Ce serait très simple pour moi de prendre une position arrogante et affirmer : « Oh! Tous ces gens poussés par l'égo jouent à leurs jeux, mais pas moi ». C’est tellement humain de jouer à ce jeu. Il est très tentant de se considérer comme le coach, le guide qui sait tout de la vie de la personne perdue dans ses souffrances ou ses peurs. Il est très tentant aussi de croire qu’on aurait toutes les réponses. Lorsqu’un praticien a passé beaucoup de temps à acquérir son bagage et dépensé beaucoup d’argent pour y parvenir, il considère que  les solutions qu’il propose sont justes pour l’autre. Or, fort de mes 40 ans d’expérience, je peux affirmer une chose : « Je ne le sais pas, nous ne le savons pas! »

Il y a une multitude de raisons et origines des maladies : physiques, psychiques, familiales et spirituelles. La compréhension de tous les secrets de la vie est au-delà de l'esprit humain, que ce soit à l’aide de méthodes scientifiques ou par intuition. Nous faisons partie intégrante du champ. Dans cet état de prise de conscience d’unisson avec le champ, nous nous détendons. Le champ peut ainsi livrer la solution parfaite. Dans le champ de la créativité, il n'y a aucune séparation entre l’autre personne et moi.

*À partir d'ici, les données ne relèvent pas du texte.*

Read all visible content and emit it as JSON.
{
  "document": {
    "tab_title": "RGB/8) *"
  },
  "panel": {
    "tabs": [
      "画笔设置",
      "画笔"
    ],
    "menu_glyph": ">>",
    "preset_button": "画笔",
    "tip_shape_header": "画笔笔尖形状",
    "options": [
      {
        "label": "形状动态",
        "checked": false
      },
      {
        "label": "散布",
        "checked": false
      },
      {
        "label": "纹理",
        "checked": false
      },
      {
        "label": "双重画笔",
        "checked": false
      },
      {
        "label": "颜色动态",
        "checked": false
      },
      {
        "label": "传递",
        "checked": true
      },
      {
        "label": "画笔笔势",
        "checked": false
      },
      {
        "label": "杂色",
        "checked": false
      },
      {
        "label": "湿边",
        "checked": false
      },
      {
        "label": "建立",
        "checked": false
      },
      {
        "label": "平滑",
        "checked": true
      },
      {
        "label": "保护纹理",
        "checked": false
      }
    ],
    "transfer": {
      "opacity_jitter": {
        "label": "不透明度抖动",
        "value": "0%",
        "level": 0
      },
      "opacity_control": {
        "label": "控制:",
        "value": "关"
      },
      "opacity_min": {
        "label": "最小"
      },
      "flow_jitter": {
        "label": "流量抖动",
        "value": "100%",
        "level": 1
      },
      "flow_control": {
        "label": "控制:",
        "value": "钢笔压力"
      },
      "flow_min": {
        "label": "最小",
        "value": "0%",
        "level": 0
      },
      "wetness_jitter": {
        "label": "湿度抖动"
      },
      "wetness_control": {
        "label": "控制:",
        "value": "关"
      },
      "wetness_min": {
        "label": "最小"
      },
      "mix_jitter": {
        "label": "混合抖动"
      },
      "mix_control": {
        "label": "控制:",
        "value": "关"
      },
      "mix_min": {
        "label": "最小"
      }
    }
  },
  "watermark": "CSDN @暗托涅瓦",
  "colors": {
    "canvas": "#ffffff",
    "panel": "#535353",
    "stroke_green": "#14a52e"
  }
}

De nos jours, on parle beaucoup de « manifestation » et d’« intention ». Nombreuses méthodes préconisent l'utilisation de l’« intention » pour la guérison. Peux-tu me décrire tes découvertes à ce sujet, me dire dans quelle mesure tu utilises l'intention aujourd’hui ?

J'ai effectivement beaucoup expérimenté au travers de ces concepts, et ce, bien avant la sortie du film « The Secret », qui en a fait un sujet à la mode. Certaines personnes en sont dépendantes, formulant une intention, mettant tout en œuvre pour qu’elle se réalise. Et pourtant, très souvent, leur intention ne se manifeste pas, ce qui développe chez elles une certaine culpabilité : « Si la manifestation fonctionne comme montré dans « The Secret », comment ce fait-il que je ne roule toujours pas en Porsche ? »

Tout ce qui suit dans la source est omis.